Kadivhumas Polri menegaskan bahwa penugasan anggota Polri ke kementerian/lembaga memiliki fungsi yang beragam dan tidak semuanya mengisi jabatan struktural atau manajerial.
“Yang menduduki jabatan manajerial itu sekitar tiga ratusan. Sedangkan angka 4.351 itu termasuk staf, ajudan, pengawal, dan fungsi pendukung lainnya. Jadi bukan semuanya jabatan sipil yang manajerial,” ujar Kadivhumas.
Berdasarkan data resmi Polri per 16 November 2025, terdapat sekitar 300 anggota Polri yang mengisi jabatan manajerial atau eselon di K/L. Jabatan ini mencakup Eselon I.A, I.B, II.A, III.A, hingga IV.A, termasuk Jabatan Pimpinan Tinggi (JPT) Utama, Madya, dan Pratama.
Sementara sekitar 4.000 anggota Polri lainnya bertugas pada jabatan non-manajerial. Posisi tersebut meliputi staf, asisten, koordinator, penyidik, ajudan, pengawal/pamwal, staf khusus, dan fungsi pendukung lainnya.
Kadivhumas menambahkan bahwa mekanisme penugasan anggota Polri ke kementerian atau lembaga dilakukan secara resmi dan transparan. Setiap penempatan berdasarkan permintaan resmi dari instansi terkait serta melalui proses evaluasi kompetensi.
“Penugasan anggota Polri di luar struktur dilakukan karena adanya permintaan dari kementerian atau lembaga terkait. Setelah asesmen dilakukan, baru diajukan melalui keputusan Presiden untuk jabatan tertentu,” jelasnya.
Ia merinci alur prosesnya dimulai dari permintaan K/L kepada Kapolri. Setelah itu, SSDM Polri melakukan asesmen untuk menentukan kandidat yang paling sesuai.
Kandidat yang lolos asesmen kemudian diperkenalkan secara resmi kepada K/L pemohon sebelum diusulkan untuk Keputusan Presiden bagi Jabatan Pimpinan Tinggi Utama dan Madya.
Sementara untuk jabatan di bawah JPT, usulan diajukan melalui Keputusan Menteri atau Pimpinan Lembaga Negara sesuai mekanisme yang berlaku.
Kadivhumas menekankan bahwa penugasan anggota Polri di jabatan struktural di kementerian/lembaga tidak dapat dilakukan hanya dengan surat internal Polri.

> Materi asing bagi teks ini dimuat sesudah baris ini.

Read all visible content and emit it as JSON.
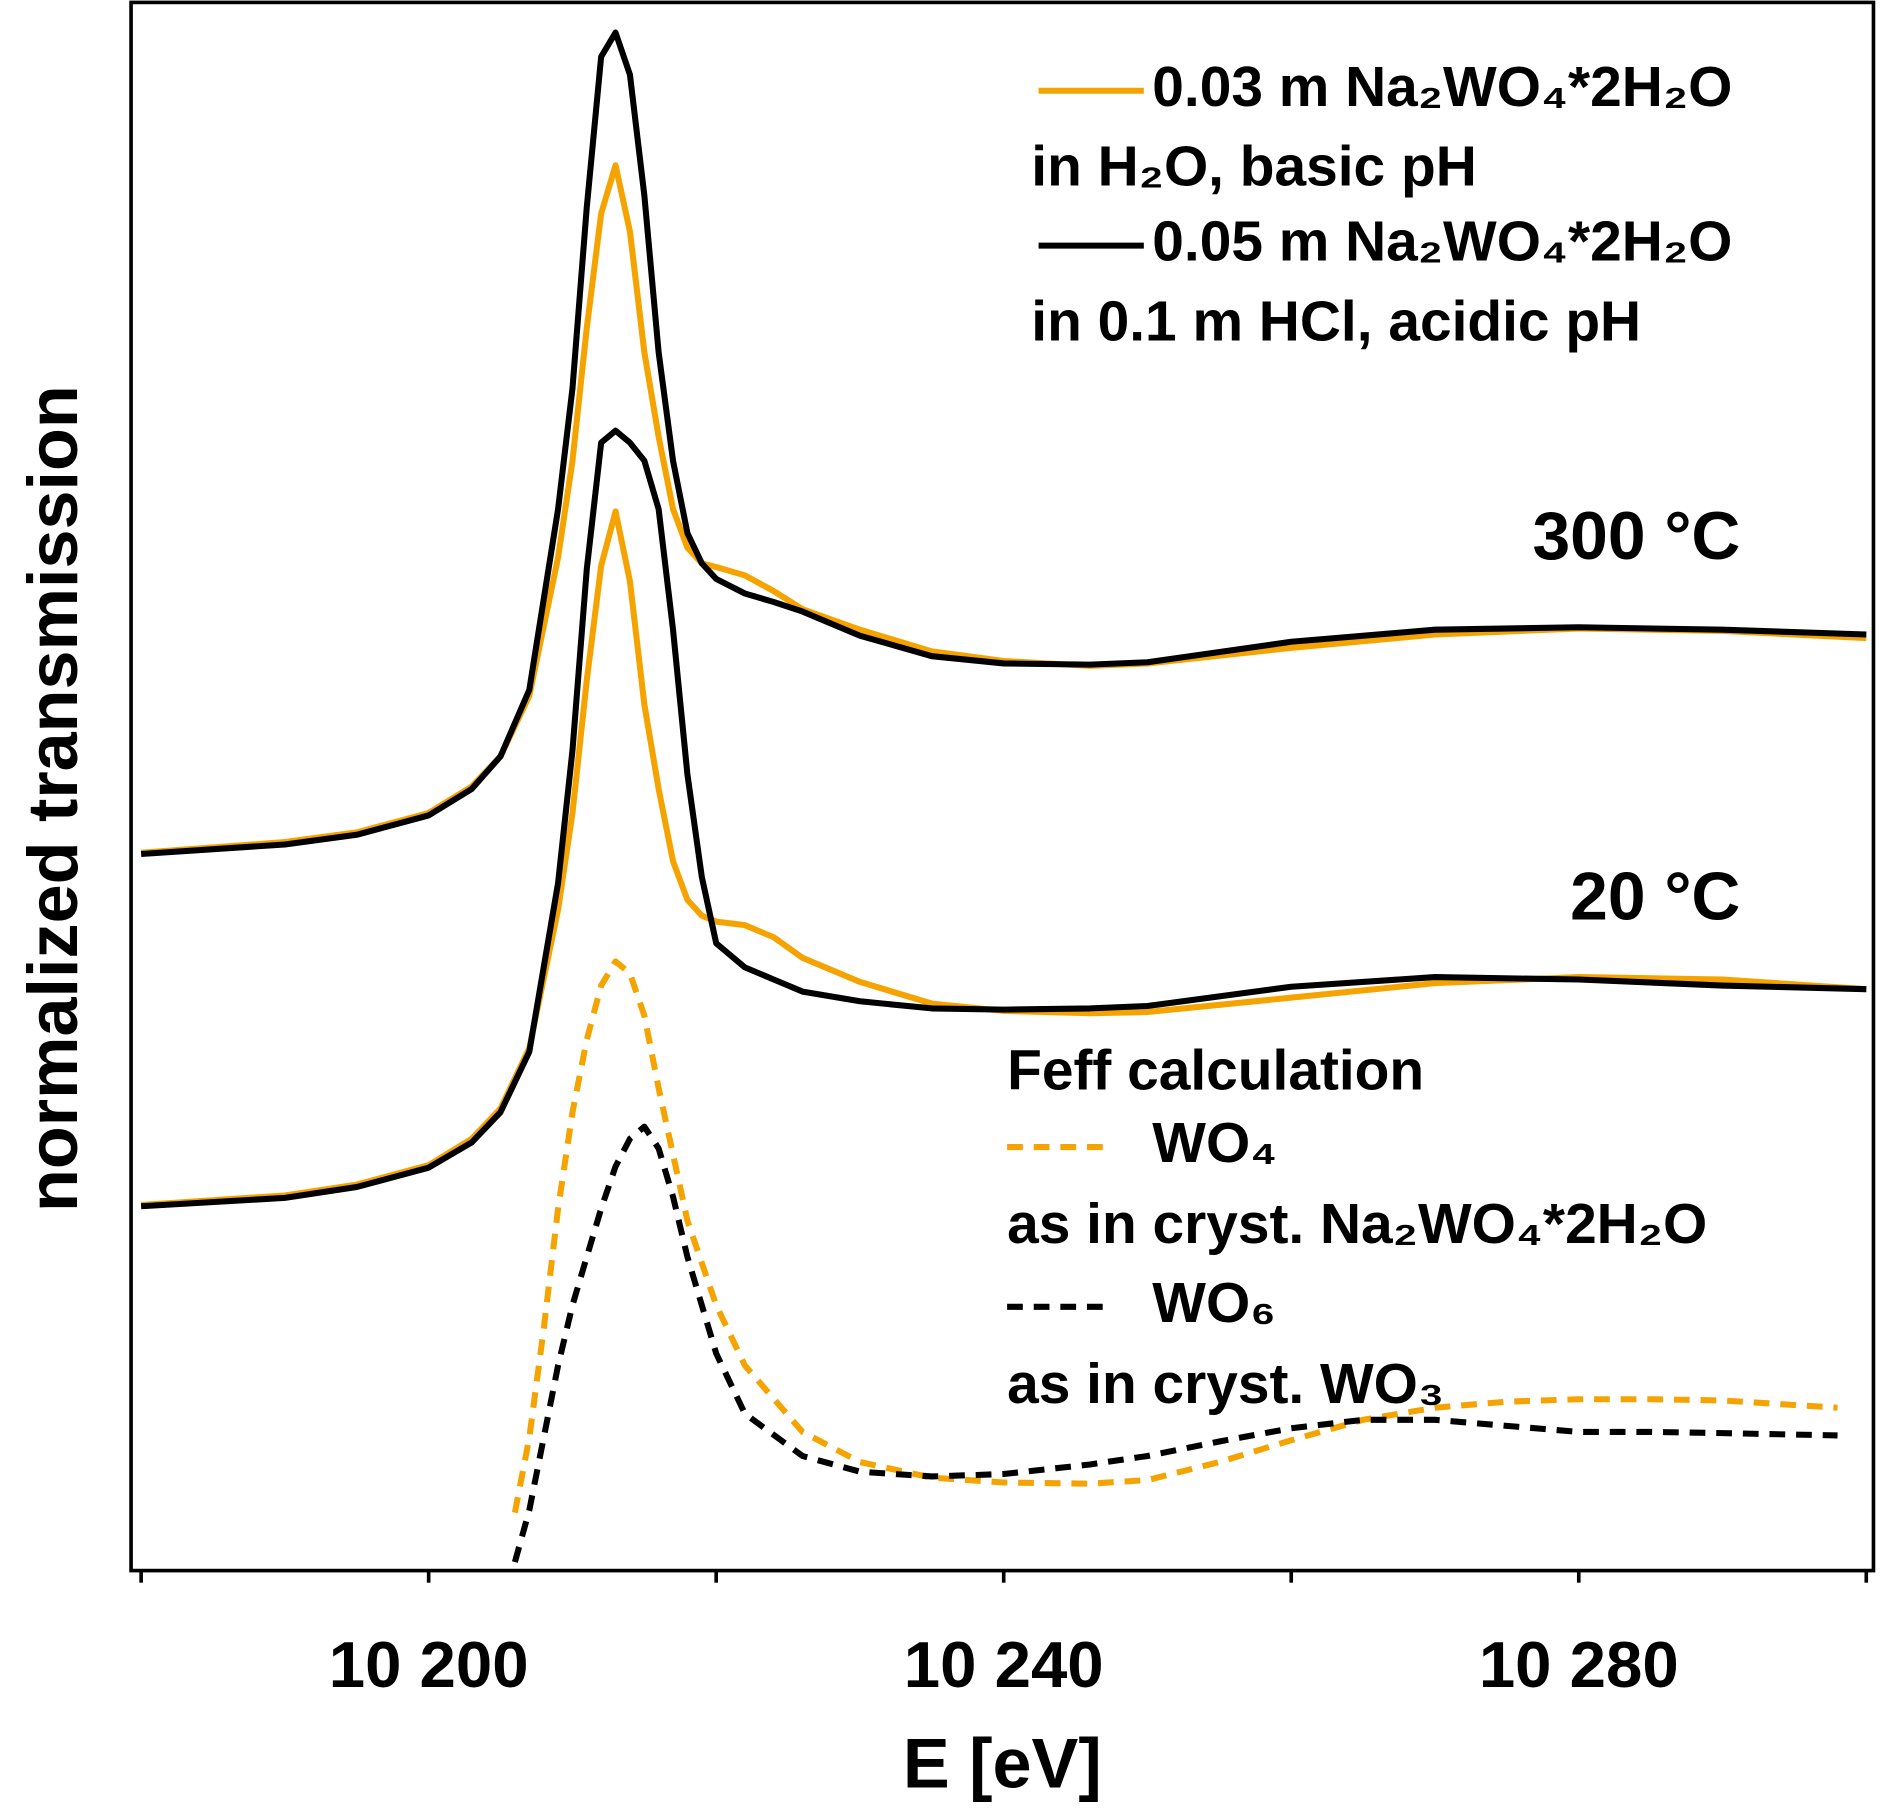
{
  "chart_data": {
    "type": "line",
    "x_label": "E [eV]",
    "y_label": "normalized transmission",
    "xlim": [
      10179.3,
      10300.5
    ],
    "ylim": [
      0,
      1300
    ],
    "xticks": [
      {
        "value": 10200,
        "label": "10 200"
      },
      {
        "value": 10240,
        "label": "10 240"
      },
      {
        "value": 10280,
        "label": "10 280"
      }
    ],
    "xminorticks": [
      10180,
      10220,
      10260,
      10300
    ],
    "annotations": [
      "300 °C",
      "20 °C"
    ],
    "feff_legend_title": "Feff calculation",
    "series": [
      {
        "name": "0.03 m Na₂WO₄*2H₂O",
        "legend_note": "in H₂O, basic pH",
        "color": "#f5a300",
        "dashed": false,
        "x": [
          10180,
          10190,
          10195,
          10200,
          10203,
          10205,
          10207,
          10209,
          10210,
          10211,
          10212,
          10213,
          10214,
          10215,
          10216,
          10217,
          10218,
          10219,
          10220,
          10222,
          10224,
          10226,
          10230,
          10235,
          10240,
          10246,
          10250,
          10260,
          10270,
          10280,
          10290,
          10300
        ],
        "values": [
          595,
          604,
          612,
          628,
          650,
          675,
          725,
          840,
          920,
          1030,
          1125,
          1165,
          1110,
          1010,
          940,
          880,
          848,
          835,
          832,
          825,
          812,
          797,
          780,
          762,
          754,
          750,
          752,
          765,
          776,
          781,
          779,
          773
        ]
      },
      {
        "name": "0.05 m Na₂WO₄*2H₂O",
        "legend_note": "in 0.1 m HCl, acidic pH",
        "color": "#000000",
        "dashed": false,
        "x": [
          10180,
          10190,
          10195,
          10200,
          10203,
          10205,
          10207,
          10209,
          10210,
          10211,
          10212,
          10213,
          10214,
          10215,
          10216,
          10217,
          10218,
          10219,
          10220,
          10222,
          10224,
          10226,
          10230,
          10235,
          10240,
          10246,
          10250,
          10260,
          10270,
          10280,
          10290,
          10300
        ],
        "values": [
          594,
          602,
          610,
          626,
          648,
          675,
          730,
          880,
          980,
          1130,
          1255,
          1275,
          1240,
          1140,
          1010,
          920,
          860,
          835,
          822,
          810,
          803,
          795,
          775,
          758,
          752,
          751,
          753,
          770,
          780,
          782,
          780,
          776
        ]
      },
      {
        "color": "#f5a300",
        "dashed": false,
        "x": [
          10180,
          10190,
          10195,
          10200,
          10203,
          10205,
          10207,
          10209,
          10210,
          10211,
          10212,
          10213,
          10214,
          10215,
          10216,
          10217,
          10218,
          10219,
          10220,
          10222,
          10224,
          10226,
          10230,
          10235,
          10240,
          10246,
          10250,
          10260,
          10270,
          10280,
          10290,
          10300
        ],
        "values": [
          303,
          311,
          320,
          336,
          358,
          383,
          433,
          548,
          628,
          738,
          833,
          878,
          820,
          718,
          648,
          588,
          556,
          543,
          538,
          535,
          525,
          508,
          488,
          470,
          464,
          462,
          463,
          475,
          487,
          492,
          490,
          482
        ]
      },
      {
        "color": "#000000",
        "dashed": false,
        "x": [
          10180,
          10190,
          10195,
          10200,
          10203,
          10205,
          10207,
          10209,
          10210,
          10211,
          10212,
          10213,
          10214,
          10215,
          10216,
          10217,
          10218,
          10219,
          10220,
          10222,
          10224,
          10226,
          10230,
          10235,
          10240,
          10246,
          10250,
          10260,
          10270,
          10280,
          10290,
          10300
        ],
        "values": [
          302,
          309,
          318,
          334,
          355,
          380,
          430,
          570,
          680,
          830,
          935,
          945,
          935,
          920,
          880,
          780,
          660,
          575,
          520,
          500,
          490,
          480,
          472,
          466,
          465,
          466,
          468,
          484,
          492,
          490,
          485,
          482
        ]
      },
      {
        "name": "WO₄",
        "legend_note": "as in cryst. Na₂WO₄*2H₂O",
        "color": "#f5a300",
        "dashed": true,
        "x": [
          10206,
          10207,
          10208,
          10209,
          10210,
          10211,
          10212,
          10213,
          10214,
          10215,
          10216,
          10217,
          10218,
          10220,
          10222,
          10226,
          10230,
          10235,
          10240,
          10246,
          10250,
          10255,
          10260,
          10265,
          10270,
          10275,
          10280,
          10285,
          10290,
          10298
        ],
        "values": [
          48,
          110,
          200,
          300,
          380,
          440,
          485,
          505,
          495,
          460,
          400,
          345,
          290,
          220,
          170,
          115,
          90,
          77,
          73,
          72,
          75,
          90,
          108,
          125,
          135,
          140,
          142,
          142,
          141,
          135
        ]
      },
      {
        "name": "WO₆",
        "legend_note": "as in cryst. WO₃",
        "color": "#000000",
        "dashed": true,
        "x": [
          10206,
          10207,
          10208,
          10209,
          10210,
          10211,
          10212,
          10213,
          10214,
          10215,
          10216,
          10217,
          10218,
          10220,
          10222,
          10226,
          10230,
          10235,
          10240,
          10246,
          10250,
          10255,
          10260,
          10265,
          10270,
          10275,
          10280,
          10285,
          10290,
          10298
        ],
        "values": [
          7,
          50,
          110,
          170,
          220,
          260,
          300,
          335,
          358,
          368,
          350,
          310,
          260,
          180,
          130,
          95,
          82,
          78,
          80,
          88,
          95,
          107,
          118,
          125,
          125,
          120,
          115,
          115,
          114,
          112
        ]
      }
    ]
  }
}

“Keputusan untuk personel Polri duduk di kementerian/lembaga adalah dengan keputusan Presiden, bukan dengan surat penugasan Kapolri,” tegasnya.
Polri memastikan seluruh data dan mekanisme ini tercatat dengan baik dan dapat dipertanggungjawabkan.
Selain itu, Polri membentuk tim pokja untuk menindaklanjuti putusan Mahkamah Konstitusi. Tim ini akan mengkaji arah kebijakan penugasan anggota Polri ke K/L agar berjalan sesuai ketentuan hukum dan tidak menimbulkan multitafsir.

Kadivhumas menyebut, penugasan yang dilakukan saat ini juga bertujuan untuk memastikan anggota Polri dapat mendukung tugas pemerintahan dengan profesional dan tepat sasaran.
Dengan mekanisme resmi ini, Polri berharap publik memperoleh kepastian mengenai status dan peran anggota Polri yang ditempatkan di luar struktur organisasi Polri.
Polri menegaskan bahwa kebijakan penugasan akan terus dievaluasi secara berkala agar selaras dengan kebutuhan kementerian/lembaga dan kepentingan institusi Polri.
Ke depan, Polri juga akan memperkuat sistem monitoring dan laporan terkait penugasan anggota di kementerian dan lembaga untuk menjaga transparansi dan akuntabilitas.